Elle se leva alors, les jambes encore tout engourdies par une position trop longtemps tenue. Puis entreprit de rejoindre sa sœur afin de lui compter ce qu'elle entendait. C'est sans frapper qu'elle entra dans sa chambre. Elle se sentait bien trop surexcitée pour perdre son temps avec les usages.

- Kida ! Kida ! Cria-t-elle en courant devant le bureau dans lequel Kida se tenait. Il se passe quelque chose vers les montagnes d'Handa!

Sa sœur sursauta alors qu'elle s'entraînait à la magie blanche et en renversa la plante qu'elle tentait de faire pousser. Ses fins sourcils se penchèrent vers le bas.

- Combien de fois vous ai-je dit de ne pas m'importuner lorsque je pratique ! râla Kida en ramassant la minuscule plante aux faibles racines. Vous êtes un tremblement de terre à vous toute seule ! Et frappez avant d'entrer, pour l'amour du ciel !

- Mais il se passe quelque chose au loin, je peux l'entendre ! Je n'ai jamais entendu ce cor avant aujourd'hui et vous non plus, je gage. Il faut avertir papa, ce sont peut-être les nains des monts d'argent ? Ils sont en mauvaise posture, je pourrais en jurer !

- Cela m'étonnerait fort, souffla Kida en replaçant son attention sur sa plante. Ils ne sont ni beaux, ni intéressants. L'on pourrait les confondre avec des hommes s'ils n'étaient pas si petits, la seule différence avec eux en dehors de la taille provient de leur nez. Oui, de gros nez avinés la plupart du temps. De toute manière, quoi que vous ayez entendu, ce ne sont pas eux. Ils ne s'aventurent plus guère loin de leur pays depuis que le village d'homme a été détruit. Maintenant, filez ! Allez donc ennuyer Rakan avec vos idioties, j'ai à faire.

Elle tendit son bras vers la sortie et balança sa main d'avant et arrière, un geste très parlant qu'elle reçevait régulièrement.

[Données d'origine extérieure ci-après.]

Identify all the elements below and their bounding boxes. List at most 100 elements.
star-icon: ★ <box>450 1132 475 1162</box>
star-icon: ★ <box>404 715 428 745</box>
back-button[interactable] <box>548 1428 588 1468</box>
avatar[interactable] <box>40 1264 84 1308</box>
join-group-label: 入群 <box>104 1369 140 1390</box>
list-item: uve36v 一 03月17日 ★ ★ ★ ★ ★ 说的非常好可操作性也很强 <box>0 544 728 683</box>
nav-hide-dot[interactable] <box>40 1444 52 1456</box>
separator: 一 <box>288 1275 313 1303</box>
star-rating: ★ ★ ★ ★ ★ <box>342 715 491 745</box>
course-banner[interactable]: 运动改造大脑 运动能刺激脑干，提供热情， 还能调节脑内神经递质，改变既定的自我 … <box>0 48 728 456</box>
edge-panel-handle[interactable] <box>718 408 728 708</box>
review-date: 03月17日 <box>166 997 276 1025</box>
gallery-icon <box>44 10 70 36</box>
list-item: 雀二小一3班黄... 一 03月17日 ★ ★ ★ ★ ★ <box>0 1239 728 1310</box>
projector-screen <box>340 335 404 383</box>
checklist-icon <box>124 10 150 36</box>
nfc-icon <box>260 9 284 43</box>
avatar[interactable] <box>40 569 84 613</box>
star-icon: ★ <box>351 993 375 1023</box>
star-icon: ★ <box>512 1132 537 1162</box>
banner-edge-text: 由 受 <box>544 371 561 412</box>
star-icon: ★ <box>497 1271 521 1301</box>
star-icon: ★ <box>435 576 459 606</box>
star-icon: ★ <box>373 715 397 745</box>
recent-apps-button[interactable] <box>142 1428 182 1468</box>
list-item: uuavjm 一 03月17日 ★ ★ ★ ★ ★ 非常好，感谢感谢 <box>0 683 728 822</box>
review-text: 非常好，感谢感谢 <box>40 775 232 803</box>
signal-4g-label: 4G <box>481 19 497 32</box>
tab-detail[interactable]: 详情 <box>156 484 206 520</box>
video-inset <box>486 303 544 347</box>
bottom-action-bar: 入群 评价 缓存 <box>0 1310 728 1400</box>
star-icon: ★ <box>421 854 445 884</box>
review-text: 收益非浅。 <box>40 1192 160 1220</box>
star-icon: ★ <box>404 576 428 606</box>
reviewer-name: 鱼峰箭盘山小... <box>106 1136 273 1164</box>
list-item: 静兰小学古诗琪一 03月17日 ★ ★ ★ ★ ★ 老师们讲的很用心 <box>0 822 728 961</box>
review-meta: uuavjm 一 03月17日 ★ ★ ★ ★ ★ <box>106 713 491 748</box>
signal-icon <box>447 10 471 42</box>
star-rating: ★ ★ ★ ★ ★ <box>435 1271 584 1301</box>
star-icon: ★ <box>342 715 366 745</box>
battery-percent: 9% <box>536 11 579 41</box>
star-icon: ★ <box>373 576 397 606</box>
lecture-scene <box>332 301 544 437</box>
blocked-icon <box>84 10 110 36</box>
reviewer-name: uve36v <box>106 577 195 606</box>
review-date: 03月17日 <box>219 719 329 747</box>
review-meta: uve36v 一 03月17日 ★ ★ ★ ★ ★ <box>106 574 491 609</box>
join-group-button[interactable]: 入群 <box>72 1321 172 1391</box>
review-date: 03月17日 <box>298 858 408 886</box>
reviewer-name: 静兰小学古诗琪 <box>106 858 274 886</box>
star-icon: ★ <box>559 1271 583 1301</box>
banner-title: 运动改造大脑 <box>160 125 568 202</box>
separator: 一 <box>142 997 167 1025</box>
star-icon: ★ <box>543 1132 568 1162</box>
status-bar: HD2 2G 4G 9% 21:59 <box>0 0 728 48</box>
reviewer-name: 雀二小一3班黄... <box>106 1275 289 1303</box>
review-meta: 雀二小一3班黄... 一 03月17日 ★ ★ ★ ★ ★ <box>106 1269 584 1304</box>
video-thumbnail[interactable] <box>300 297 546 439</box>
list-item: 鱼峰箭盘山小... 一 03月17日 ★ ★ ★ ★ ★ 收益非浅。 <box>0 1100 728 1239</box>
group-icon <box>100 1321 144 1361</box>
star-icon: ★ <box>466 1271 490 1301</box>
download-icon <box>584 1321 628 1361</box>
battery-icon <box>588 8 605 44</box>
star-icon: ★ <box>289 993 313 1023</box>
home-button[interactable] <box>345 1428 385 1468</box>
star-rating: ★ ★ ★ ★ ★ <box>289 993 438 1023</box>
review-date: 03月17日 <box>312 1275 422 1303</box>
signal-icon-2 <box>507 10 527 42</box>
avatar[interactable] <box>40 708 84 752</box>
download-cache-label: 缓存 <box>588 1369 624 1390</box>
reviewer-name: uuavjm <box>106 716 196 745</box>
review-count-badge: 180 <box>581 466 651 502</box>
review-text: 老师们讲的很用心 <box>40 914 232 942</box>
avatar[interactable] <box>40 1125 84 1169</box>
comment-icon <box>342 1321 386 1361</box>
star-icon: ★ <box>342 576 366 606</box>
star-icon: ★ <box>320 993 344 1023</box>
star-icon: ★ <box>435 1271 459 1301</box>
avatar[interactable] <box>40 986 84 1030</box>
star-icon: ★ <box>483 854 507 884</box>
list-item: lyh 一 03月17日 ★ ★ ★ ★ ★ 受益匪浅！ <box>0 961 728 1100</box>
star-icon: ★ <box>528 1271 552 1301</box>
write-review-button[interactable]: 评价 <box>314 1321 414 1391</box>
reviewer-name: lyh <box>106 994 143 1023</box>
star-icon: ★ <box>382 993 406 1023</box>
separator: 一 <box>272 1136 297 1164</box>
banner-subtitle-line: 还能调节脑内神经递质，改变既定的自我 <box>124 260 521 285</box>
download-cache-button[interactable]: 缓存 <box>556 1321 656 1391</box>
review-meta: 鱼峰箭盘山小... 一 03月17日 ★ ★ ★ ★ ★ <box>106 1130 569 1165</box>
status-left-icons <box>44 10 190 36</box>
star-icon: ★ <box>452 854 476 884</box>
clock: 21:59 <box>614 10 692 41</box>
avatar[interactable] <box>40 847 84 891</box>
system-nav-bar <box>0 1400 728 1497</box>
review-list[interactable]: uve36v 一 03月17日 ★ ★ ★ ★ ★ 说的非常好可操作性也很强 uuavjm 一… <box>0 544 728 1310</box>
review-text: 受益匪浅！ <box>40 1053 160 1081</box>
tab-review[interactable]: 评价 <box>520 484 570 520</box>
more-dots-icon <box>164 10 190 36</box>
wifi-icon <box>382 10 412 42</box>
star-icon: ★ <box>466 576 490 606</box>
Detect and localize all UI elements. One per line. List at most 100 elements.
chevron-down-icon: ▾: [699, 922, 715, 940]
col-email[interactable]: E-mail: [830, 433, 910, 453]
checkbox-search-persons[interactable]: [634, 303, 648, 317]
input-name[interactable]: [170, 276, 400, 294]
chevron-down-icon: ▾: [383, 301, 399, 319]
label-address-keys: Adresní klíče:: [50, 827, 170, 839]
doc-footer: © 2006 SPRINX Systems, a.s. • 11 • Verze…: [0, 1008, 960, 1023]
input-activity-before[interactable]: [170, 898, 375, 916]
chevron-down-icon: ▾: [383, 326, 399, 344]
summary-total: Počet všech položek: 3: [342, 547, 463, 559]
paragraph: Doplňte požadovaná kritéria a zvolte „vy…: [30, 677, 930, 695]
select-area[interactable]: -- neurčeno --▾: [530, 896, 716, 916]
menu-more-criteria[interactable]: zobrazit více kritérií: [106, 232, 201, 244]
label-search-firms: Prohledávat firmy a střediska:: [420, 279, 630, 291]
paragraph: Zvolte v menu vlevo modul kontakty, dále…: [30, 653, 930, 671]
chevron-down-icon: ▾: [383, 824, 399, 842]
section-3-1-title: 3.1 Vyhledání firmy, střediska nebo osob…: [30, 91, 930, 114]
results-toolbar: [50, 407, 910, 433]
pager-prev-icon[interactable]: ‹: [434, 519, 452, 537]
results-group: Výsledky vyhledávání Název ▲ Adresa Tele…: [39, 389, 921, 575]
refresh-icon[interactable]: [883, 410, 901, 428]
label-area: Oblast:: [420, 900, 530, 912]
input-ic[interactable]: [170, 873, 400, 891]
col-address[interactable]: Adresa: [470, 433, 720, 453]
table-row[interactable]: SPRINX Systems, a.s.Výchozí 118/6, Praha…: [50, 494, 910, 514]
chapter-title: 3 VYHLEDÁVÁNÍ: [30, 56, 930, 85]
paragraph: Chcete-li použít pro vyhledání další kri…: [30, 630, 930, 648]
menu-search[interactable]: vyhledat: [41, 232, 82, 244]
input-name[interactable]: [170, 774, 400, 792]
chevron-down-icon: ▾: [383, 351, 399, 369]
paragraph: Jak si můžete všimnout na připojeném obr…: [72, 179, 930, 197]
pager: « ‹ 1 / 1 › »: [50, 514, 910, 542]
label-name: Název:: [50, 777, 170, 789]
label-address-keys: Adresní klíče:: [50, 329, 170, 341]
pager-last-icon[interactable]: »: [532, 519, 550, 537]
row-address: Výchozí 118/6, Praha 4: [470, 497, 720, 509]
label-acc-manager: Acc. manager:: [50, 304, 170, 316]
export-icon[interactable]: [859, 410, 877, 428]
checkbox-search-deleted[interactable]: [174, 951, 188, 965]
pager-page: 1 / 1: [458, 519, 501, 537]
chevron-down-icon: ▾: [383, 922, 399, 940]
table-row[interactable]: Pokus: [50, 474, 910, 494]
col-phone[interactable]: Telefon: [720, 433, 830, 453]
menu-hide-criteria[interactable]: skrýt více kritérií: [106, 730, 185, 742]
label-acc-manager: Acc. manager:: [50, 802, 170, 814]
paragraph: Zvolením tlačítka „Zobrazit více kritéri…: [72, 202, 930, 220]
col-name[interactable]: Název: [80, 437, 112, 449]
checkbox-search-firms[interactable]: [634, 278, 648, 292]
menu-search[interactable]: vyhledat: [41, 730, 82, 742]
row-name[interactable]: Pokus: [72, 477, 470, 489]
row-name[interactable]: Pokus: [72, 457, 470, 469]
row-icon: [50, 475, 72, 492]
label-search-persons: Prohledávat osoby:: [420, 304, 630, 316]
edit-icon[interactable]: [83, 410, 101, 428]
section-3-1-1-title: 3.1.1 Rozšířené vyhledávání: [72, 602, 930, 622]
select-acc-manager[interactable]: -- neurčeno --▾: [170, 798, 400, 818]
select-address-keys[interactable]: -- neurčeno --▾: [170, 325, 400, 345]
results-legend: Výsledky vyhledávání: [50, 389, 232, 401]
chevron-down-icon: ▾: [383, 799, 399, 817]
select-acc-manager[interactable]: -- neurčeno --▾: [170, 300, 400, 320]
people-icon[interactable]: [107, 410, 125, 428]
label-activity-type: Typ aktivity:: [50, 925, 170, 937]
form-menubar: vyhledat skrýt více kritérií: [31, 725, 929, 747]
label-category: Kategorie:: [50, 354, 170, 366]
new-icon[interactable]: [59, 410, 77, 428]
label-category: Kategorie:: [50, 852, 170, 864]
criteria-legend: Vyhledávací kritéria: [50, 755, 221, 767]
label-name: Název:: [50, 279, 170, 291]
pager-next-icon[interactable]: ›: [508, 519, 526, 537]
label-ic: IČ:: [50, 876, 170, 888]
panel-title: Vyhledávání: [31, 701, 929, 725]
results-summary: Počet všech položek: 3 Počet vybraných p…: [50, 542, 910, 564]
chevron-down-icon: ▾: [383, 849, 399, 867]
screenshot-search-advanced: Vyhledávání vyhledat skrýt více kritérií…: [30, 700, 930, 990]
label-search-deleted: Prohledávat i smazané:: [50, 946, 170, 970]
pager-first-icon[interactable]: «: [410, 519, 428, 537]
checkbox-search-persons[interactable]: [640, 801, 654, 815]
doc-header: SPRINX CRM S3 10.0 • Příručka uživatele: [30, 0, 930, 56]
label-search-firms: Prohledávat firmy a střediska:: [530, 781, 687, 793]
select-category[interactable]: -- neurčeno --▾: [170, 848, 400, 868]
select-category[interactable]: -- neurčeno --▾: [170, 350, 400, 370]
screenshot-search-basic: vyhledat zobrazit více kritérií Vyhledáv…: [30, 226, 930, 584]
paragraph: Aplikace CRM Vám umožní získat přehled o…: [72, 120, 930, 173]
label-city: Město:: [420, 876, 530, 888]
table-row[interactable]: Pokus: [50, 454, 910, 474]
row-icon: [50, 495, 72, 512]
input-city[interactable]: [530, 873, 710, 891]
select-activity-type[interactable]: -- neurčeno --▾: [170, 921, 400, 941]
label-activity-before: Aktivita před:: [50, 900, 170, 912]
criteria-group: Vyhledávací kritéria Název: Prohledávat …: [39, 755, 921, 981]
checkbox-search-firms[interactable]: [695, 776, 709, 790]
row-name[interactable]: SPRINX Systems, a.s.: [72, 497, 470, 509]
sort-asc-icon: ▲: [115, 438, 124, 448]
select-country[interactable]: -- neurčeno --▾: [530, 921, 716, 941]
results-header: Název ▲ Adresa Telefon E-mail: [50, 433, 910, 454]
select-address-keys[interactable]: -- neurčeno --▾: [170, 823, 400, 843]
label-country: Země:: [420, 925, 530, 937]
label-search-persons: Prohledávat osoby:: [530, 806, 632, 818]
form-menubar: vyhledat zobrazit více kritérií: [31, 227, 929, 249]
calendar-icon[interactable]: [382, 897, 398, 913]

Quelque peu renfrogné, Yorda décida de partir à la recherche de Rakan. Il était son ami depuis toujours et, à l'instar de sa sœur, ne la renvoyait jamais paître. Elle fouilla tout le palais, passa même dans des ailes dont il lui était formellement interdit de pénétrer, mais ne le trouva point. Il ne pouvait pas être en ville, car ses parents l'interdisaient de s'éloigner. Les parents de son ami faisaient partie de la cour de son père et étaient rongés par une paranoïa qui ne les menait jamais guère loin du château.

Elle se stoppa alors, tria la flopée de son qui l'assaillit lorsqu'elle laissa vagabonder son attention, et se concentra une nouvelle fois sur la bataille. Cette fois-ci le bruit des épées et des arcs se fit plus espacé et des personnes hurlaient dans une langue étrange. Il lui fallait trouver son ami, et vite. La jeune princesse prit un instant pour réfléchir et se souvint qu'il aimait parfois traîner près des écuries.

C'est étendu dans une pile de feuille-morte qu'elle le trouva. Il s'amusait à en former pour mieux se jeter dedans, encore et encore. Lorsqu'il la vit arriver, il ne put s'empêcher de se saisir de ses bras et de la pousser dans les feuilles avant qu'elle n'eut le temps de dire mot.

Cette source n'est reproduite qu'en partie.